Nos escandalizamos del velo, pero nuestro entorno genera niñas que, en lugar de pensar en jugar, aspiran, sin saberlo, a ser tratadas como objetos sexuales.
El velo sigue dejando su estela por los tribunales del mundo occidental. Hace unos años resultaba impensable que la justicia hubiera de preocuparse tan seriamente de cuestiones indumentarias y textiles de este tipo.

LA LIBERTAD DE VESTIR MODESTAMENTE
Pero vivimos en una sociedad globalizada que se rige por códigos muy variopintos, y la vestimenta es expresión de todo un universo cultural, a veces amenazante.
Recientemente, el Tribunal Europeo de Derechos Humanos ha dictaminado que las autoridades suizas actuaron correctamente al denegar a unos padres turcos musulmanes la exención de clases de natación para sus hijas, que entonces (2010) tenían 11 y 9 años. Los progenitores alegaban que las clases obligatorias mixtas, la indumentaria y las costumbres en el uso de los vestuarios violaban su libertad religiosa. Y eso a pesar de que el centro escolar había proporcionado suficiente flexibilidad a los padres, incluyendo opciones para que sus hijas llevaran burkinis o pudieran desvestirse en áreas sin mezclar.

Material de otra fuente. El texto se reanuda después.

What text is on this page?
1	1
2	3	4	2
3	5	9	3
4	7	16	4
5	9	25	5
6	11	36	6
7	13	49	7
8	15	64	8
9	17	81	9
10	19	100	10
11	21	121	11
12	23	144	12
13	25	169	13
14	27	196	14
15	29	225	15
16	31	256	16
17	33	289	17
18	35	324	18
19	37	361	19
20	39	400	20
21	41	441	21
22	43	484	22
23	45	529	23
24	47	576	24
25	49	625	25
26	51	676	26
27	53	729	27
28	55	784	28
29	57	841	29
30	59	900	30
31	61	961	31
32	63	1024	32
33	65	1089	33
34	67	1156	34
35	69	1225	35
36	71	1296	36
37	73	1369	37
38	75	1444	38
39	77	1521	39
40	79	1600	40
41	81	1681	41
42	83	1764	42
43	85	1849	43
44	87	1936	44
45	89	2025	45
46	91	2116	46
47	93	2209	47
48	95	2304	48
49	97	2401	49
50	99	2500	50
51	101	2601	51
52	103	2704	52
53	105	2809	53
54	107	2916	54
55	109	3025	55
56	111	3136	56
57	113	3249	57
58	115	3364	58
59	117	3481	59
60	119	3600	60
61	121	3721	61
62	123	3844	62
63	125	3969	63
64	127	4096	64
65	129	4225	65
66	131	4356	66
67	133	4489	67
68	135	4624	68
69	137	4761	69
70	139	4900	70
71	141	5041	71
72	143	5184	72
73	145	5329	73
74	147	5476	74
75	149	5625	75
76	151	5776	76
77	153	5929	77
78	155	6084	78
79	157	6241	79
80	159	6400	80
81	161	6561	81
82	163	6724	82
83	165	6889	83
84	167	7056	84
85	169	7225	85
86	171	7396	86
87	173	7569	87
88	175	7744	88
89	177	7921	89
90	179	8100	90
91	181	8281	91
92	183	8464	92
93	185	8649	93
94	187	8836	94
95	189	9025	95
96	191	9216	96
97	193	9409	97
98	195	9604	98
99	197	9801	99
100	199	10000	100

Una concesión que da que pensar. Porque las solicitudes de recato, pudor o modestia -siempre acompañadas de cierto tufillo pacato, antiguo y acomplejado en nuestra cultura liberal- quedan como patrimonio exclusivo de comunidades fundamentalistas que denigran a la mujer, mientras que nuestras modas y modos de vestir (o des-vestir) se consideran y se imponen como expresión de libertad, modernidad y feminismo.

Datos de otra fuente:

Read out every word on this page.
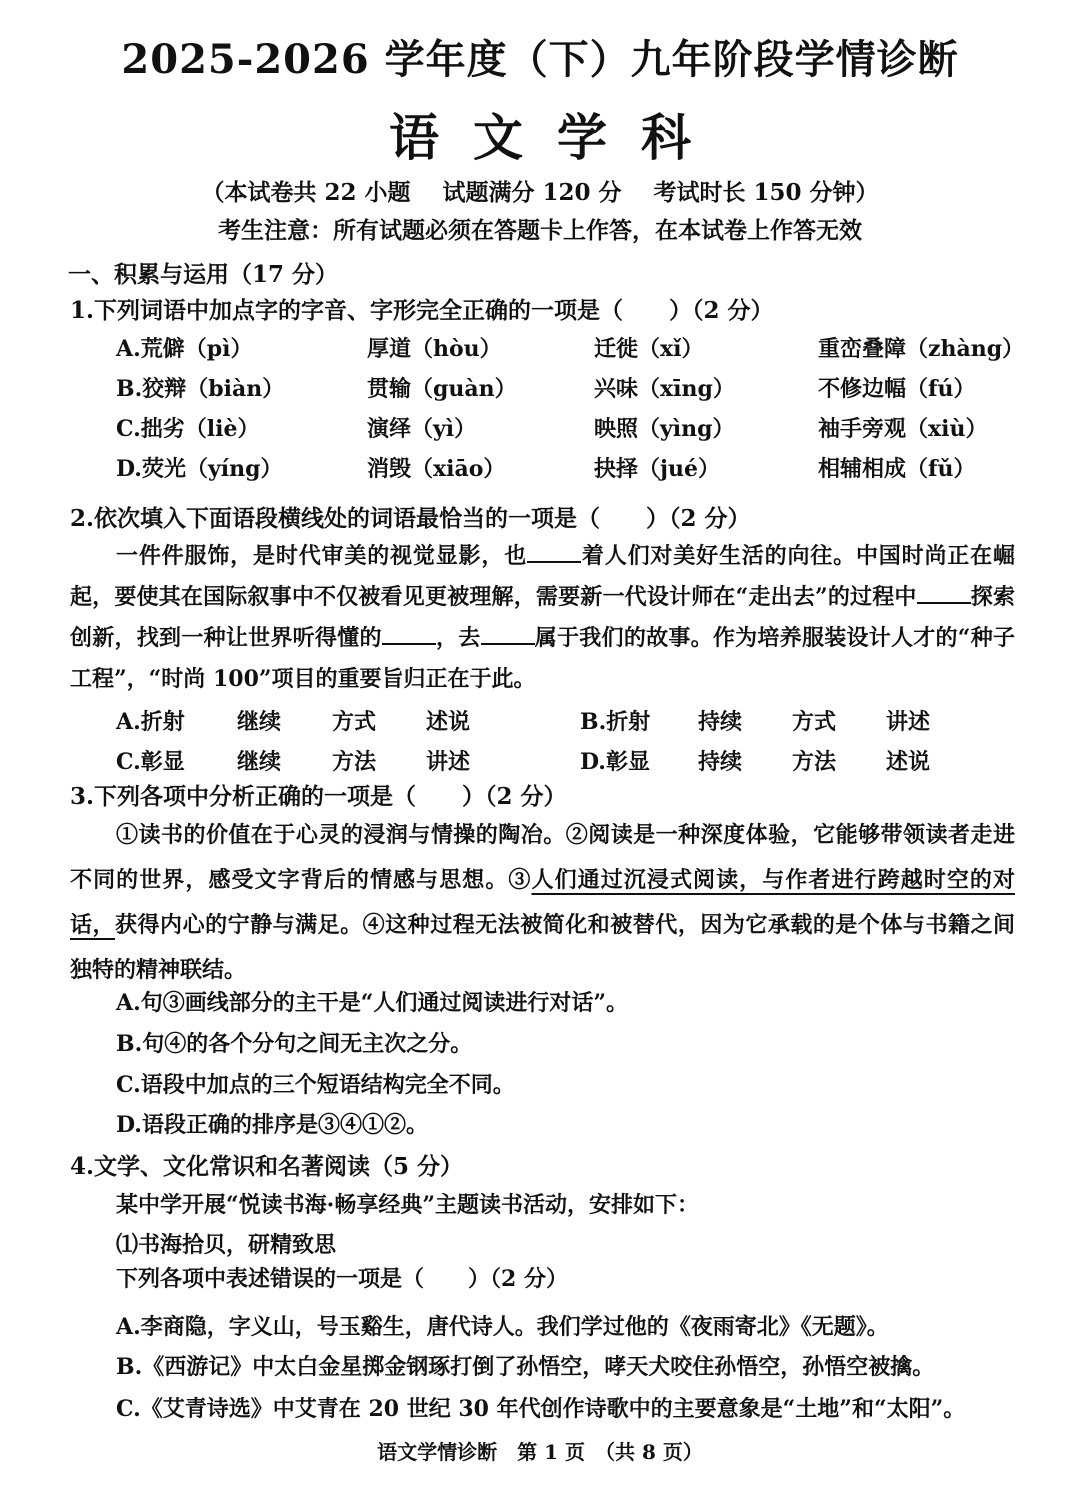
2025-2026 学年度（下）九年阶段学情诊断
语文学科
（本试卷共 22 小题 试题满分 120 分 考试时长 150 分钟）
考生注意：所有试题必须在答题卡上作答，在本试卷上作答无效
一、积累与运用（17 分）
1.下列词语中加点字的字音、字形完全正确的一项是（　　）（2 分）
A.荒僻（pì）	厚道（hòu）	迁徙（xǐ）	重峦叠障（zhàng）
B.狡辩（biàn）	贯输（guàn）	兴味（xīng）	不修边幅（fú）
C.拙劣（liè）	演绎（yì）	映照（yìng）	袖手旁观（xiù）
D.荧光（yíng）	消毁（xiāo）	抉择（jué）	相辅相成（fǔ）
2.依次填入下面语段横线处的词语最恰当的一项是（　　）（2 分）
一件件服饰，是时代审美的视觉显影，也 着人们对美好生活的向往。中国时尚正在崛起，要使其在国际叙事中不仅被看见更被理解，需要新一代设计师在“走出去”的过程中 探索创新，找到一种让世界听得懂的 ，去 属于我们的故事。作为培养服装设计人才的“种子工程”，“时尚 100”项目的重要旨归正在于此。
A.折射 继续 方式 述说	B.折射 持续 方式 讲述
C.彰显 继续 方法 讲述	D.彰显 持续 方法 述说
3.下列各项中分析正确的一项是（　　）（2 分）
①读书的价值在于心灵的浸润与情操的陶冶。②阅读是一种深度体验，它能够带领读者走进不同的世界，感受文字背后的情感与思想。③人们通过沉浸式阅读，与作者进行跨越时空的对话，获得内心的宁静与满足。④这种过程无法被简化和被替代，因为它承载的是个体与书籍之间独特的精神联结。
A.句③画线部分的主干是“人们通过阅读进行对话”。
B.句④的各个分句之间无主次之分。
C.语段中加点的三个短语结构完全不同。
D.语段正确的排序是③④①②。
4.文学、文化常识和名著阅读（5 分）
某中学开展“悦读书海·畅享经典”主题读书活动，安排如下：
⑴书海拾贝，研精致思
下列各项中表述错误的一项是（　　）（2 分）
A.李商隐，字义山，号玉谿生，唐代诗人。我们学过他的《夜雨寄北》《无题》。
B.《西游记》中太白金星掷金钢琢打倒了孙悟空，哮天犬咬住孙悟空，孙悟空被擒。
C.《艾青诗选》中艾青在 20 世纪 30 年代创作诗歌中的主要意象是“土地”和“太阳”。
语文学情诊断　第 1 页　（共 8 页）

Sin embargo, no es precisamente de entornos musulmanes de donde surge la voz de alarma ante un hecho cada vez más frecuente: la sexualización de las niñas. ¿Qué deben hacer los padres si su hija de seis años anuncia que quiere usar una minifalda o un crop top para parecer sexy?, ¿o si su pequeña de siete comienza a bailar como una seductora estrella pop en un video musical?, plantea Sue Shellenbarger en el Wall Street Journal.
Nos escandalizamos del velo, del burkini y de que haya niñas de siete y ocho años que son entregadas en matrimonio en países islámicos -lo cual es un espanto-; pero nuestro entorno genera pequeñas que, en lugar de pensar en jugar, aspiran, sin saberlo ni pretenderlo, a ser tratadas como objetos sexuales haciendo de la provocación su entretenimiento para no se sabe qué perversos fines. Y no nos rasgamos las vestiduras. Es más, es posible que lo consideremos hasta gracioso. Curiosa contradicción que, entre otras cosas, alimenta el choque de trenes cultural.

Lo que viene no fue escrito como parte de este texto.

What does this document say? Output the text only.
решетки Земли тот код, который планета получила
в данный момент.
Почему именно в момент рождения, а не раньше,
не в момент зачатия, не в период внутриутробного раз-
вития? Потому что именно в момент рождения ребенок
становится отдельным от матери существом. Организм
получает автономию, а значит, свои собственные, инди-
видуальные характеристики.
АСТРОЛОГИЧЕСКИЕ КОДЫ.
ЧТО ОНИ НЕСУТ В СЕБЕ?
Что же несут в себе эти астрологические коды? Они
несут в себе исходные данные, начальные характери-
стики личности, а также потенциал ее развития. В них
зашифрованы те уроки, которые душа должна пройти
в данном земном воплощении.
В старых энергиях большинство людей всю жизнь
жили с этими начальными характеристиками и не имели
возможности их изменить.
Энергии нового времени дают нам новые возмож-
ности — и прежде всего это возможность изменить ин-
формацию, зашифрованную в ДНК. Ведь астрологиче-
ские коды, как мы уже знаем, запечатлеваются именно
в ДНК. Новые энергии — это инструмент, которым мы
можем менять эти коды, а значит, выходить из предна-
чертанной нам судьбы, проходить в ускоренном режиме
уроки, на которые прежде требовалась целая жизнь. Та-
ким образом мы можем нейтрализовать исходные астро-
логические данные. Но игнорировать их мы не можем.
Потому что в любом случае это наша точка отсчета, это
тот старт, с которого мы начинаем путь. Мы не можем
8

Del velo muchos dicen que es una forma de opresión. Sus formas más radicales lo son, en cuanto no permiten ni siquiera expresar la identidad de mujer. Pero muchas musulmanas llevan con orgullo formas menos encubiertas de vestido islámico como expresión cultural. Y quién puede decir que no hermosea un rostro un velo o un sombrero.
Si queremos integración -el presente lo exige-, más nos valdría ahondar en lo que hay de común en el ser humano -la dignidad- y respetar la libertad y las diferencias razonables. Y no solo para beneficio de las comunidades musulmanas.